Credit: Lara Crow/NPG

Several enzymes that regulate DNA cytosine methylation are disrupted in leukaemia. Boris Bartholdy, Maximilian Christopeit and colleagues examined DNA cytosine methylation during physiological haematopoietic stem cell (HSC) differentiation and identified an epigenetic stem cell commitment signature that was prognostic for overall survival in patients with acute myeloid leukaemia (AML).

The authors examined the DNA cytosine methylation signature in healthy individuals, starting with purified long-term HSC (LTHSC) and short-term HSC (STHSC) populations, and progressing through to common myeloid progenitor (CMP) and megakaryocyte–erythrocyte progenitor (MEP) populations. The authors found a significant reduction in the median levels of DNA cytosine methylation at the STHSC to CMP commitment step. Analysis of changes at the level of individual loci showed that between the progression of LTHSC to STHSC, 40% of the 509 significantly differentially methylated loci were demethylated and 60% were more methylated in the STHSC cells. Similarly, transition from CMP to MEP identified 127 loci (52%) with decreased methylation levels and 116 (48%) with increased methylation levels, which indicates predominantly balanced changes in the numbers of hypomethylated and hypermethylated loci. However, the transition between STHSC to CMP showed that, of the 793 differentially methylated loci, 95% were more methylated in STHSCs than in CMPs. By examining the loci with the most prominent methylation changes across the differentiation stages, the authors identified a 561 loci signature that could distinguish between the differentiation stages — most notably, between the STHSC to CMP transition, in which 516 of the 561 loci were demethylated in the CMP population. This epigenetic signature included methylation changes in genes (both protein-coding and non-coding genes) that are involved in HSC regulation and implicated in leukaemogenesis.

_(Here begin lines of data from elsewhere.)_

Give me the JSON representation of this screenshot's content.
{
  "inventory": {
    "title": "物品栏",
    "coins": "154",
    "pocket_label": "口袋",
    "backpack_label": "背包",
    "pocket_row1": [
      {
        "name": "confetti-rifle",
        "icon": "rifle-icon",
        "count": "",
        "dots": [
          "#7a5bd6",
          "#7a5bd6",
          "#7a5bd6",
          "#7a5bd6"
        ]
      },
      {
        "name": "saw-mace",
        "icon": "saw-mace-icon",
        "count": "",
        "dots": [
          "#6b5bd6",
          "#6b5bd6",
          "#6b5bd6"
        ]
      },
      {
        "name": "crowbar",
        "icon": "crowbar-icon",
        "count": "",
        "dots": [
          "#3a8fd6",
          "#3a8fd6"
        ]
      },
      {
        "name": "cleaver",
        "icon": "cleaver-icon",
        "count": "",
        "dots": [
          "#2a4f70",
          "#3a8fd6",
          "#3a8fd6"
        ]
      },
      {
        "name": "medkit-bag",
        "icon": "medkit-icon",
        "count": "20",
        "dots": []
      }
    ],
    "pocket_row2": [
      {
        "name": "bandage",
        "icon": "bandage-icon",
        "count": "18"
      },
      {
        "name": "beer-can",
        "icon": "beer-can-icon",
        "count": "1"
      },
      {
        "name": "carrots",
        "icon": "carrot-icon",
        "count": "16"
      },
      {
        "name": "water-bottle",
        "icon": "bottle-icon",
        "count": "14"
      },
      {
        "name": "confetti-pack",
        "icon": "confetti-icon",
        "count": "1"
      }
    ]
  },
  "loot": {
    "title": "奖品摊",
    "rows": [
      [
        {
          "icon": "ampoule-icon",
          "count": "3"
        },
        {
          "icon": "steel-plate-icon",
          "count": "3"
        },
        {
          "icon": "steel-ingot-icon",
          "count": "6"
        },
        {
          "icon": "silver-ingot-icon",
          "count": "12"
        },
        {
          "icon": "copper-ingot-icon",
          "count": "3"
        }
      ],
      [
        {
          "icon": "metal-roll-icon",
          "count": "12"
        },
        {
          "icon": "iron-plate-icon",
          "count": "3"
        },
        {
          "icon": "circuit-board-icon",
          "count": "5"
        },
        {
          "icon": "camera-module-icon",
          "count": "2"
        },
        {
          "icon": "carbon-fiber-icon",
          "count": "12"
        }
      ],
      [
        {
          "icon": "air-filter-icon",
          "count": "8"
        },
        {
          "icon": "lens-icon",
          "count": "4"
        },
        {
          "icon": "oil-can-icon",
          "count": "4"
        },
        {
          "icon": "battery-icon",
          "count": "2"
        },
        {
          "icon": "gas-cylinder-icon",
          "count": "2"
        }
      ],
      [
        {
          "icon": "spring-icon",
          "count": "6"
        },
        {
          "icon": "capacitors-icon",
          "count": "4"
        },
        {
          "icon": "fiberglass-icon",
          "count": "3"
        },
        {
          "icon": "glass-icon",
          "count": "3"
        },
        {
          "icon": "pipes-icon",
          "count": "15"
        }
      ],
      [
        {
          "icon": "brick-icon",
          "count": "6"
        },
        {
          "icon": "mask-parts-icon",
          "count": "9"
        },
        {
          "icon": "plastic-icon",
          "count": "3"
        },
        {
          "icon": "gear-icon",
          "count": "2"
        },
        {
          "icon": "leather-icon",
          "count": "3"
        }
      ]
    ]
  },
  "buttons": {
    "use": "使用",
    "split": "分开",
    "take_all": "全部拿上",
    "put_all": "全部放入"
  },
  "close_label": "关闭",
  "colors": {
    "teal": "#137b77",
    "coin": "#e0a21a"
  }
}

a low epigenetic score was significantly associated with improved overall survival

The authors then used this epigenetic signature to analyse published gene expression data and clinical outcome data from three independent cohorts of patients with AML. They found that a low epigenetic score was significantly associated with improved overall survival in the 688-patient data samples that were analysed. Interestingly, mutations in genes that are known to regulate DNA cytosine methylation, such as isocitrate dehydrogenase 1 (IDH1), IDH2 and methylcytosine dioxygenase 2 (TET2), were not enriched in either the high-scoring or the low-scoring patients. Moreover, the comparison of the epigenetic signature with a previously identified gene expression signature that is prognostic for AML outcome indicated that the epigenetic signature was a more robust indicator of overall survival.

These data indicate that assessing the status of HSC commitment using an epigenetic signature is a valid independent classifier of overall survival in patients with AML.